Implementation of various RAT approaches described in Hoang et al., Improving Retrieval Augmented Neural Machine Translation by Controlling Source and Fuzzy-Match Interactions, Findings of EACL 2023
and
a new approach (RAT-SEPD), where D_ENC shares the self-attention and ffn weights with DEC
Model | Module | INPUT |
---|---|---|
Baseline | ENC | SRC |
DEC | TGT | |
RAT-CAT | ENC | SRC + tCtx_1 + ... + tCtx_k |
DEC | TGT | |
RAT-SEP | ENC | SRC |
ENC2 | tCtx_1 | |
... | ||
tCtx_k | ||
DEC | TGT | |
RAT-SI | ENC | SRC |
tCtx_1 + SRC | ||
... | ||
tCtx_k + SRC | ||
DEC | TGT | |
RAT-SEPD | ENC | SRC |
D_ENC | tCtx_1 | |
... | ||
tCtx_k | ||
DEC | TGT |
RAT-CAT and RAT-SI utilizes an additional token '⦅SENSEP⦆' to mark the boundaries between sentences in the encoder input.
Note that RAT-SI is implemented in a slightly different way than the paper (tCtx_k + SRC instead of SRC + tCtx_k), but the result should be identical.

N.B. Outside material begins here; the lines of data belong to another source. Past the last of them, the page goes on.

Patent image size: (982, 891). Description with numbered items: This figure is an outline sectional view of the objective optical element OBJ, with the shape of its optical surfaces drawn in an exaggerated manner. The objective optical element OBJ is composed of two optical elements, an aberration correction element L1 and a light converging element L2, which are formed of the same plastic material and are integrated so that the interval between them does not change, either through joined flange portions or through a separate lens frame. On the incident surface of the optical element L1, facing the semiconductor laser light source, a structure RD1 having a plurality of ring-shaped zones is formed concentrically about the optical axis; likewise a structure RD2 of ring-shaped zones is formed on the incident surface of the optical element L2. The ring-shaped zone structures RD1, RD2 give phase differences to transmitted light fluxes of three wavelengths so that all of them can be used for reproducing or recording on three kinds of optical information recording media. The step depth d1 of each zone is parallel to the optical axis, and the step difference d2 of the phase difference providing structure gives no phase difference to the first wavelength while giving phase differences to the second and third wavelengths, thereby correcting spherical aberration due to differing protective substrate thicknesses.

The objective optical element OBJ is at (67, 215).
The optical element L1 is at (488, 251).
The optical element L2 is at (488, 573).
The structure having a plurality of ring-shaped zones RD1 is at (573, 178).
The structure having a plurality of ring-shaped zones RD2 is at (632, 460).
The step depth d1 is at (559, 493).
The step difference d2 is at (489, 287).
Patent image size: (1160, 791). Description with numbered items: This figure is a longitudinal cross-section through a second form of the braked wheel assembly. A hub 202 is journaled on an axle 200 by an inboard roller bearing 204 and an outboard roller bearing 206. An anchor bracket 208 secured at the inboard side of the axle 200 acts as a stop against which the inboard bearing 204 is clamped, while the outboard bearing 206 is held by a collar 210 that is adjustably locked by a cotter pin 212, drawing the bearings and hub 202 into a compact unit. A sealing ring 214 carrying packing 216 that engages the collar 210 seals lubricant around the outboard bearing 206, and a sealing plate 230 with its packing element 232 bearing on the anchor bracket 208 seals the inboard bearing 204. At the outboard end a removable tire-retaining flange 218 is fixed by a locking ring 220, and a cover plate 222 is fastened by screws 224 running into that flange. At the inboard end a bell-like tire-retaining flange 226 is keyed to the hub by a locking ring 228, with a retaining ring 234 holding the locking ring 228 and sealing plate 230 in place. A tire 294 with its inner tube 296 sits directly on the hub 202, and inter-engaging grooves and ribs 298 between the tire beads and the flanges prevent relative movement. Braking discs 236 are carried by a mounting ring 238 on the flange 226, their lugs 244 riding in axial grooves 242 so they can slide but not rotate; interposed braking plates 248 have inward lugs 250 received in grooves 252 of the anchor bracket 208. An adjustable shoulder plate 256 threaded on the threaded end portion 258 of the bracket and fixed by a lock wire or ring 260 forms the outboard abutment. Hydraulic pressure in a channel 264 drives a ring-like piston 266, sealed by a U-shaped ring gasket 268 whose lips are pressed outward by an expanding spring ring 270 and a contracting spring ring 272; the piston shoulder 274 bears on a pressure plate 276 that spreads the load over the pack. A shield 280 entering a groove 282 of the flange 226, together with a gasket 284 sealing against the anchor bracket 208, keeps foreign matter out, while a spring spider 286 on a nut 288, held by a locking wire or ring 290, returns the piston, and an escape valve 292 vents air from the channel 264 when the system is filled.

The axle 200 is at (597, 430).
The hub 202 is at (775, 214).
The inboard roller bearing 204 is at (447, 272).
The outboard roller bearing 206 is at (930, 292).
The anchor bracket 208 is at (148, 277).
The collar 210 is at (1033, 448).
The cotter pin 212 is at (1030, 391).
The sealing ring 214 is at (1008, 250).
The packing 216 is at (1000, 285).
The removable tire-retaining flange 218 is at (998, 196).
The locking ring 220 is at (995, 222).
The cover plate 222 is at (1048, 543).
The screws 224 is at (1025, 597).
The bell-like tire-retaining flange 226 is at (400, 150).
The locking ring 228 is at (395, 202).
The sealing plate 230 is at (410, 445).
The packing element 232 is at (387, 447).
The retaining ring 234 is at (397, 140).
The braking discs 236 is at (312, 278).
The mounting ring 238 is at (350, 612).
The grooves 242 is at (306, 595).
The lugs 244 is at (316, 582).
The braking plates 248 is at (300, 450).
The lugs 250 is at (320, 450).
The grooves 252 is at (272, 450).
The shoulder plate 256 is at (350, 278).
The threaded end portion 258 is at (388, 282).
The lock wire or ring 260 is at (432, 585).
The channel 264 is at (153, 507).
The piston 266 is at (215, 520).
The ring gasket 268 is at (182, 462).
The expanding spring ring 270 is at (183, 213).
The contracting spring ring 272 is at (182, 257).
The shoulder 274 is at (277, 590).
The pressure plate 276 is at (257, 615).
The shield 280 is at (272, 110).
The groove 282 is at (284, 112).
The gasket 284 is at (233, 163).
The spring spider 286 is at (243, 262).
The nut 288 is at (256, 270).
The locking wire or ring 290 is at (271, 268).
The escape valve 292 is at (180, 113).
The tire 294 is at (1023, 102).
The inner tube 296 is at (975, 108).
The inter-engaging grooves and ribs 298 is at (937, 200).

onmt-main --model src/BaselineTransformer.py --config config/wmt14_ende_BaselineTransformer.yml --auto_config train --with_eval > run/wmt14_ende_BaselineTransformer.log 2>&1
onmt-main --model src/BaselineTransformer.py --config config/wmt14_ende_RatCATTransformer.yml --auto_config train --with_eval > run/wmt14_ende_RatCATTransformer.log 2>&1
onmt-main --model src/RatSEPTransformer.py --config config/wmt14_ende_RatSEPTransformer.yml --auto_config train --with_eval > run/wmt14_ende_RatSEPTransformer.log 2>&1
onmt-main --model src/RatSITransformer.py --config config/wmt14_ende_RatSITransformer.yml --auto_config train --with_eval > run/wmt14_ende_RatSITransformer.log 2>&1
onmt-main --model src/RatSEPDTransformer.py --config config/wmt14_ende_RatSEPDTransformer.yml --auto_config train --with_eval > run/wmt14_ende_RatSEPDTransformer.log 2>&1
Using top 3 contexts:
onmt-main --model src/RatSITransformer_top3.py --config config/wmt14_ende_RatSITransformer_top3.yml --auto_config train --with_eval > run/wmt14_ende_RatSITransformer_top3.log 2>&1 &